Eine bessernde Wirkung ist oftmals sofort, spätestens aber nach 4 - 6 Tagen zu verspüren. Viele schwören auf die positive Wirkung dieser Höhenflügen und manche Krankenkassen übernehmen sogar die Kosten. Höhenflüge können die Krankheit zwar nicht heilen, aber den schweren krampfartigen Husten oft sehr stark lindern.

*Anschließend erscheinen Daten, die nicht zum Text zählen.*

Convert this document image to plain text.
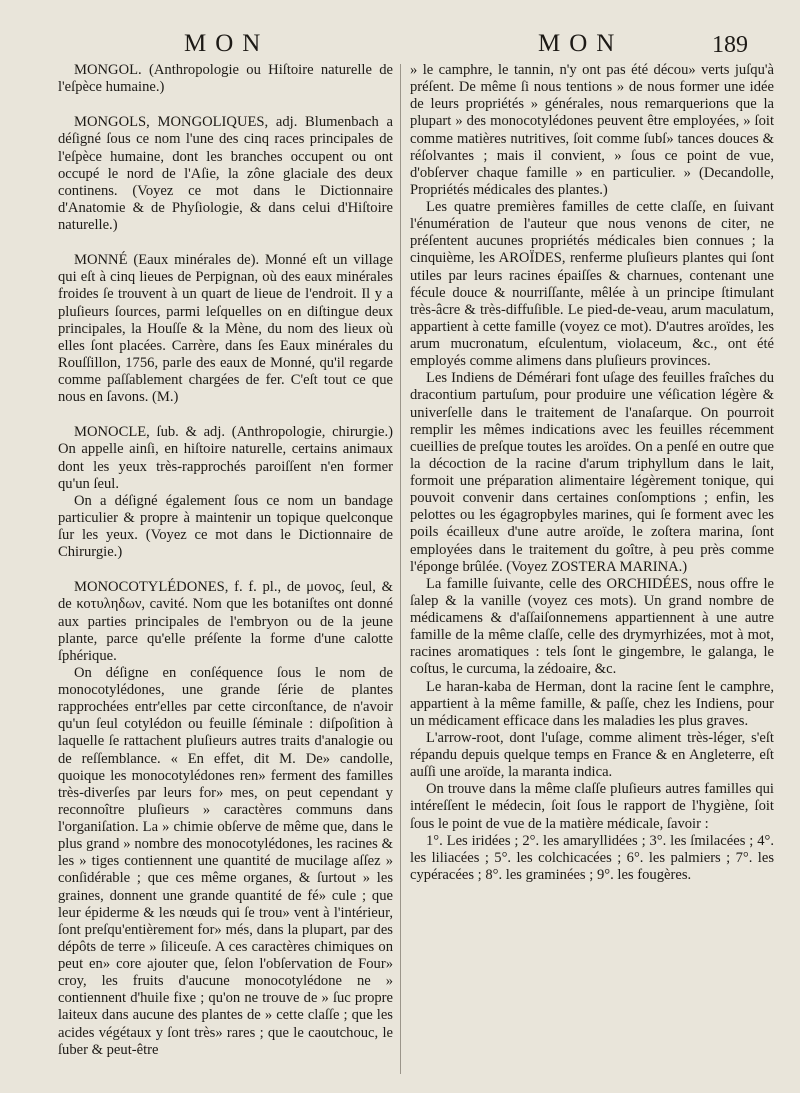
MON	MON	189

MONGOL. (Anthropologie ou Hiſtoire naturelle de l'eſpèce humaine.)

MONGOLS, MONGOLIQUES, adj. Blumenbach a déſigné ſous ce nom l'une des cinq races principales de l'eſpèce humaine, dont les branches occupent ou ont occupé le nord de l'Aſie, la zône glaciale des deux continens. (Voyez ce mot dans le Dictionnaire d'Anatomie & de Phyſiologie, & dans celui d'Hiſtoire naturelle.)

MONNÉ (Eaux minérales de). Monné eſt un village qui eſt à cinq lieues de Perpignan, où des eaux minérales froides ſe trouvent à un quart de lieue de l'endroit. Il y a pluſieurs ſources, parmi leſquelles on en diſtingue deux principales, la Houſſe & la Mène, du nom des lieux où elles ſont placées. Carrère, dans ſes Eaux minérales du Rouſſillon, 1756, parle des eaux de Monné, qu'il regarde comme paſſablement chargées de fer. C'eſt tout ce que nous en ſavons. (M.)

MONOCLE, ſub. & adj. (Anthropologie, chirurgie.) On appelle ainſi, en hiſtoire naturelle, certains animaux dont les yeux très-rapprochés paroiſſent n'en former qu'un ſeul.

On a déſigné également ſous ce nom un bandage particulier & propre à maintenir un topique quelconque ſur les yeux. (Voyez ce mot dans le Dictionnaire de Chirurgie.)

MONOCOTYLÉDONES, f. f. pl., de μονος, ſeul, & de κοτυληδων, cavité. Nom que les botaniſtes ont donné aux parties principales de l'embryon ou de la jeune plante, parce qu'elle préſente la forme d'une calotte ſphérique.

On déſigne en conſéquence ſous le nom de monocotylédones, une grande ſérie de plantes rapprochées entr'elles par cette circonſtance, de n'avoir qu'un ſeul cotylédon ou feuille ſéminale : diſpoſition à laquelle ſe rattachent pluſieurs autres traits d'analogie ou de reſſemblance. « En effet, dit M. De» candolle, quoique les monocotylédones ren» ferment des familles très-diverſes par leurs for» mes, on peut cependant y reconnoître pluſieurs » caractères communs dans l'organiſation. La » chimie obſerve de même que, dans le plus grand » nombre des monocotylédones, les racines & les » tiges contiennent une quantité de mucilage aſſez » conſidérable ; que ces même organes, & ſurtout » les graines, donnent une grande quantité de fé» cule ; que leur épiderme & les nœuds qui ſe trou» vent à l'intérieur, ſont preſqu'entièrement for» més, dans la plupart, par des dépôts de terre » ſiliceuſe. A ces caractères chimiques on peut en» core ajouter que, ſelon l'obſervation de Four» croy, les fruits d'aucune monocotylédone ne » contiennent d'huile fixe ; qu'on ne trouve de » ſuc propre laiteux dans aucune des plantes de » cette claſſe ; que les acides végétaux y ſont très» rares ; que le caoutchouc, le ſuber & peut-être

» le camphre, le tannin, n'y ont pas été décou» verts juſqu'à préſent. De même ſi nous tentions » de nous former une idée de leurs propriétés » générales, nous remarquerions que la plupart » des monocotylédones peuvent être employées, » ſoit comme matières nutritives, ſoit comme ſubſ» tances douces & réſolvantes ; mais il convient, » ſous ce point de vue, d'obſerver chaque famille » en particulier. » (Decandolle, Propriétés médicales des plantes.)

Les quatre premières familles de cette claſſe, en ſuivant l'énumération de l'auteur que nous venons de citer, ne préſentent aucunes propriétés médicales bien connues ; la cinquième, les AROÏDES, renferme pluſieurs plantes qui ſont utiles par leurs racines épaiſſes & charnues, contenant une fécule douce & nourriſſante, mêlée à un principe ſtimulant très-âcre & très-diffuſible. Le pied-de-veau, arum maculatum, appartient à cette famille (voyez ce mot). D'autres aroïdes, les arum mucronatum, eſculentum, violaceum, &c., ont été employés comme alimens dans pluſieurs provinces.

Les Indiens de Démérari font uſage des feuilles fraîches du dracontium partuſum, pour produire une véſication légère & univerſelle dans le traitement de l'anaſarque. On pourroit remplir les mêmes indications avec les feuilles récemment cueillies de preſque toutes les aroïdes. On a penſé en outre que la décoction de la racine d'arum triphyllum dans le lait, formoit une préparation alimentaire légèrement tonique, qui pouvoit convenir dans certaines conſomptions ; enfin, les pelottes ou les égagropbyles marines, qui ſe forment avec les poils écailleux d'une autre aroïde, le zoſtera marina, ſont employées dans le traitement du goître, à peu près comme l'éponge brûlée. (Voyez ZOSTERA MARINA.)

La famille ſuivante, celle des ORCHIDÉES, nous offre le ſalep & la vanille (voyez ces mots). Un grand nombre de médicamens & d'aſſaiſonnemens appartiennent à une autre famille de la même claſſe, celle des drymyrhizées, mot à mot, racines aromatiques : tels ſont le gingembre, le galanga, le coſtus, le curcuma, la zédoaire, &c.

Le haran-kaba de Herman, dont la racine ſent le camphre, appartient à la même famille, & paſſe, chez les Indiens, pour un médicament efficace dans les maladies les plus graves.

L'arrow-root, dont l'uſage, comme aliment très-léger, s'eſt répandu depuis quelque temps en France & en Angleterre, eſt auſſi une aroïde, la maranta indica.

On trouve dans la même claſſe pluſieurs autres familles qui intéreſſent le médecin, ſoit ſous le rapport de l'hygiène, ſoit ſous le point de vue de la matière médicale, ſavoir :

1°. Les iridées ; 2°. les amaryllidées ; 3°. les ſmilacées ; 4°. les liliacées ; 5°. les colchicacées ; 6°. les palmiers ; 7°. les cypéracées ; 8°. les graminées ; 9°. les fougères.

Alternative : wohl werden auch die Keuchhusten-Patienten des französischen Arztes Dr. Max Richou "unter Druck" resp. Unterdruck gesetzt. Richou greift also auf die bewährte Idee zurück, Keuchhusten durch "Höhenflüge" zu behandeln, allerdings tut er dies mit einem beträchtlichen Unterschied: er veranstaltet Keuchhustenkuren in 4000 Meter Höhe zu ebener Erde. Er schickt seine Patienten jedoch nicht in die Luft, sondern in die Höhendruckkammer - 70 Prozent Erfolg verzeichnet Richou mit seinem Verfahren. Er will es durch weitere Forschungen noch verbessern und dann die Höhendruckkammer auch gegen Asthma einsetzen. Glaubt man den Franzosen, so sind sie die Erfinder der Methode:
"Le « vol de coqueluche » ou « méthode strasbourgeoise » a été inventé dans la première moitié du XXe siècle par le Docteur W. Matter (Aéro-Club d’Alsace) pour soigner la coqueluche". In der Tat arbeitete MATTER mit einer 90x90x200 cm grossen Unterdruckkammer, die heute ehrfurchtsvoll im Depot der AMUSS aufbewahrt wird .

Lit. :
- Friedrich Pflug, Hildegard Jungheim, Über die Beeinflussung des Keuchhustens durch Höhenflüge, in : Journal of Molecular Medicine, Volume 18, Number 37, September 1939.
- Flammer R. Gaswerktherapie und Schneckensirup gegen Keuchhusten, in: Schweiz Ärztezeitung. 2006; 87(42):1808.